Teaching Physical Awareness to LLMs through Sounds
Abstract
Large Language Models (LLMs) have shown remarkable capabilities in text and multimodal processing, yet they fundamentally lack physical awareness--understanding of real-world physical phenomena.In this work, we present ACORN, a framework that teaches LLMs physical awareness through sound, focusing on fundamental physical phenomena like the Doppler effect, multipath effect, and spatial relationships. To overcome data scarcity, ACORN introduce a physics-based simulator combining real-world sound sources with controlled physical channels to generate diverse training data. Using this simulator, we build AQA-PHY, a comprehensive Audio Question-Answer dataset, and propose an audio encoder that processes both magnitude and phase information.

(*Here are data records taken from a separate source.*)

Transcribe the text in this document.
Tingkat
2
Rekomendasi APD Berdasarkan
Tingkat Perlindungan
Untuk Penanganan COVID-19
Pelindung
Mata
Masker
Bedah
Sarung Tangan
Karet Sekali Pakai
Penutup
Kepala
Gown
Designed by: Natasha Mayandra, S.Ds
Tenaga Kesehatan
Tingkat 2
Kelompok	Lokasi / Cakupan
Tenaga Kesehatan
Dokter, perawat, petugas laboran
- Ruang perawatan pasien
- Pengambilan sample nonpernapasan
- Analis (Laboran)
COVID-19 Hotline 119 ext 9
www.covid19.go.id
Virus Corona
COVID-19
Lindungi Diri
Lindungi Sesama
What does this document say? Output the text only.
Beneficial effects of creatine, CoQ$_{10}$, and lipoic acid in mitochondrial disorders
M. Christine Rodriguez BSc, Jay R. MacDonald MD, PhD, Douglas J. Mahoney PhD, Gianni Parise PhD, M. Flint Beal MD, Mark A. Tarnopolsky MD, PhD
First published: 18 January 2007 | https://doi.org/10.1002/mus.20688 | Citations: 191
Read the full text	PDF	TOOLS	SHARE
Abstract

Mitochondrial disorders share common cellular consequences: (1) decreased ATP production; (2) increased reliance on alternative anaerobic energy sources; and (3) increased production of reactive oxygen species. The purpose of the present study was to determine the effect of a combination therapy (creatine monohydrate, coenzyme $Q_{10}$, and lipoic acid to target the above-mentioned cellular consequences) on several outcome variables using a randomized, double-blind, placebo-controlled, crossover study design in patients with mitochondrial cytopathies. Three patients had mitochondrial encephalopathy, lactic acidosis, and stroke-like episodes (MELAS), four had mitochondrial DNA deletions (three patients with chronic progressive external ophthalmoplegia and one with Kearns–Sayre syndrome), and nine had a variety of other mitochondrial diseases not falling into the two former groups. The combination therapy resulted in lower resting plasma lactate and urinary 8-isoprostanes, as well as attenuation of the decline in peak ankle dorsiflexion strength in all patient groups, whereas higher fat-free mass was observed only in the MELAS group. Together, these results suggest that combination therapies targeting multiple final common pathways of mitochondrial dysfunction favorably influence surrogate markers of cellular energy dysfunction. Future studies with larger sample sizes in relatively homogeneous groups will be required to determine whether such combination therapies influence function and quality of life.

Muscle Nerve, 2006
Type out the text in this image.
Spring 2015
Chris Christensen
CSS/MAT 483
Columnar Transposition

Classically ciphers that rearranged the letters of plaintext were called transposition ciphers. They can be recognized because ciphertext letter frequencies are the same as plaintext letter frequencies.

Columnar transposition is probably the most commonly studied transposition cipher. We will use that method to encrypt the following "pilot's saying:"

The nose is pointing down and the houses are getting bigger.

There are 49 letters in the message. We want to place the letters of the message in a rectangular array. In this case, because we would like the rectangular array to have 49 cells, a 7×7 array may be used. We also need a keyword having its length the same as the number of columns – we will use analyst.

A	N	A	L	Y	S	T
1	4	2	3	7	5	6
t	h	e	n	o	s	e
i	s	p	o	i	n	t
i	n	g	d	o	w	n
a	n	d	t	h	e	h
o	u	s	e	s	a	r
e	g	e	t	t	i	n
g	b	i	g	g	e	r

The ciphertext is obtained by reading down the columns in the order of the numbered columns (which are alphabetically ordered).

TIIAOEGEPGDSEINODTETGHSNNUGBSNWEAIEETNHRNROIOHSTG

By connecting our audio encoder to state-of-the-art LLMs, we demonstrate reasonable results in both simulated and real-world tasks, such as line-of-sight detection, Doppler effect estimation, and Direction-of-Arrival estimation, paving the way for enabling LLMs to understand physical world.
Lay Summary
Large Language Models (LLMs) have shown remarkable capabilities in text and multimodal processing, but they struggle with a fundamental challenge: understanding the physical world. In contrast, humans rely heavily on sound to perceive their surroundings—we can hear if someone is nearby, whether a car is moving toward us, or if a voice is coming from behind a wall.We present ACORN, a framework that teaches LLMs to understand the physical world through sound and develop human-like hearing. Instead of collecting expensive real-world recordings, we simulate how sound travels through space—capturing physical effects like motion, echo, and direction—and generate a large dataset of sound-based questions and answers. We also design a new audio encoder that mimics how humans process both the intensity and timing of sound. Our results show that LLMs can learn to detect whether a voice is blocked by a wall, estimate motion via Doppler shifts, and locate where sounds are coming from. This opens the door to safer voice-controlled systems, smarter robots, and AI that responds more naturally to the real world—making them not just smart, but also physically aware.